Hi,
There is no need to "define" the macro every time you want to use it. You can create autocall macros and store them in the pre-defined autocall location (under the SASMain/.../Lev1 directory) -- so that they are always available to any stored process to call.
So, for example, if you defined the %PRTDATA macro, which did a simple check of the number of observations and then did a PROC PRINT IF the number of obs was greater than 0, then any stored process could call %PRTDATA (assuming it was stored in an autocall macro location known to the Stored Process server and/or the Workspace server).
I'm not sure I understand what you mean about changing the "work of Stored Process" --do you mean that you want to point the WORK library to a different location other than the default server location? If you want to create datasets that persist, then you could write them to a permanent location on any drive that was accessible and writable from the server you were using. You might have to work with your administrators to set that up, get permissions, etc, etc. But then, it's a permanent library, not a work library -- on the other hand, permanent libraries would be accessible to subsequent stored processes, as long as the stored processes knew how to get that data (your biggest issue here would be whether to register the permanent data sets in the Metadata so they were accessible to other apps on the platform or whether you would just make yourself a library out on the server that was for these datasets that you needed to persist).
As for your last question "can I set a macro as global to be recognized every time I use it, even by a stored process" --
-- if by "macro" you mean macro programs -- yes -- that's the purpose of having an autocall macro library.
-- if by "macro" you mean macro -variables- then the answer is "sort of" -- As long as your SP is running, then no matter how many macro calls you have or how long your program is, the macro variable Global symbol table is available to your SP. Of course, local symbol tables work the same way they work outside of the stored process context - -but then, of course the recommendation here is to use explicit %GLOBAL statements to make sure that your macro variables are put in the Global symbol table and not a local one. Either way, as soon as your SP ends and results come back to the user, your SAS session, its Work library and its Global symbol table are all gone.

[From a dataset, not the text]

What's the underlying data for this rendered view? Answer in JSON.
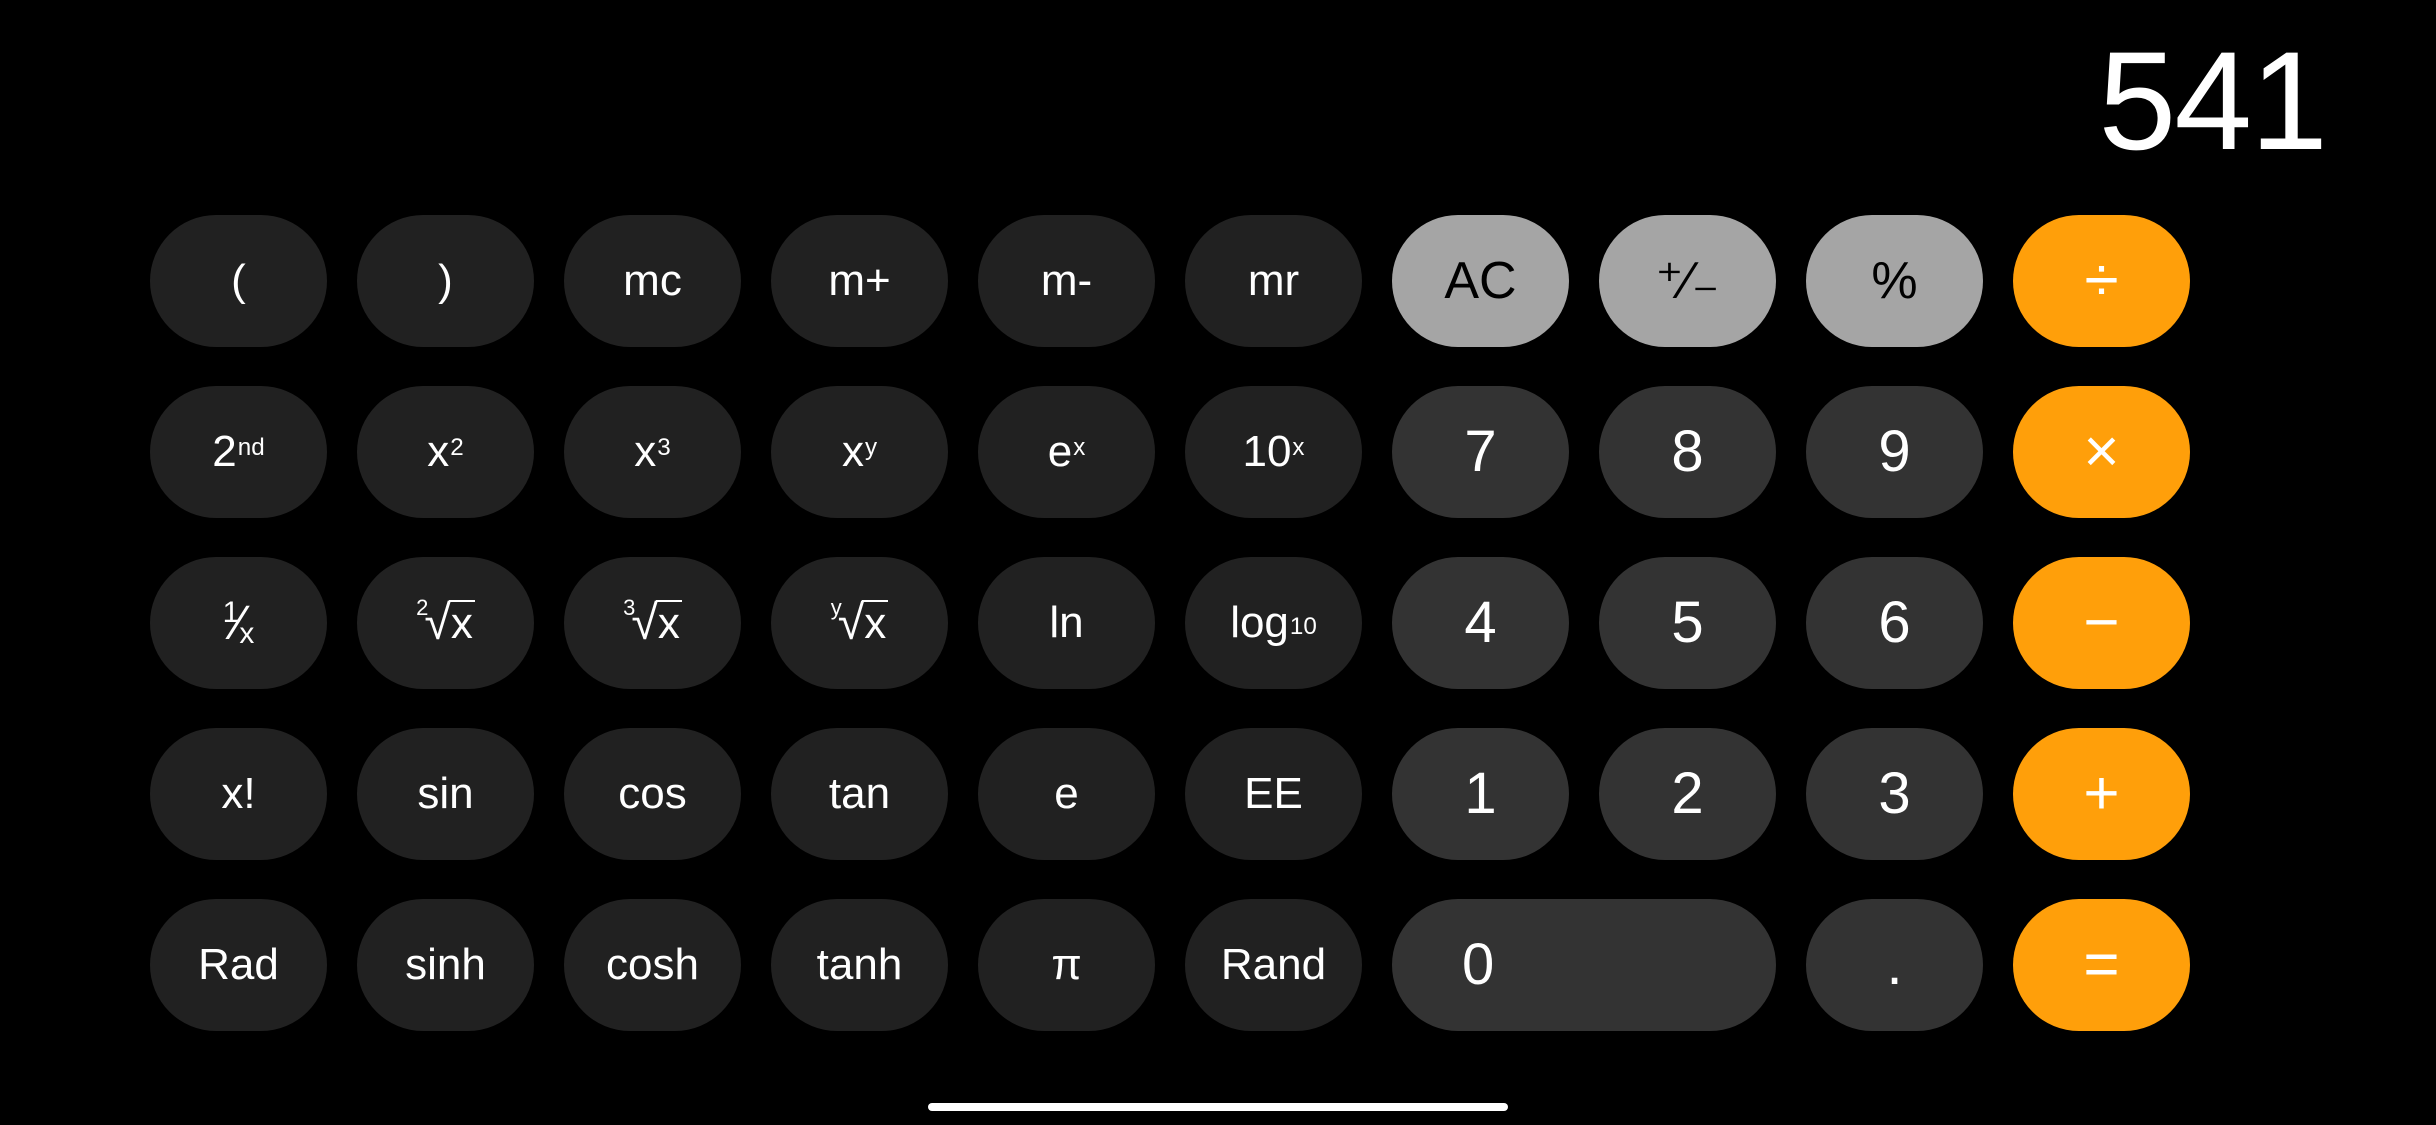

Remember that every stored process gets its own "self-contained" SAS session to run in (depending, of course, on load managing and how SAS is started up on the server) Generally, imagine that every SP runs in a little bubble of SAS. So if you had 2 users, each running an SP, each SP gets a separate SAS session on either the Workspace server or the Stored Process server. Both of those users' SPs could call the same autocall macro; each user's SP would get its own SAS session. User1's SP would have no visibility of User2's SAS session and vice versa. As soon as the SPs finish processing, the two separate SAS sessions go away; their work areas are cleaned up; and the server is ready to process a new SP request. If either user wants to execute a new SP, then they would get a NEW SAS session for the NEW SP.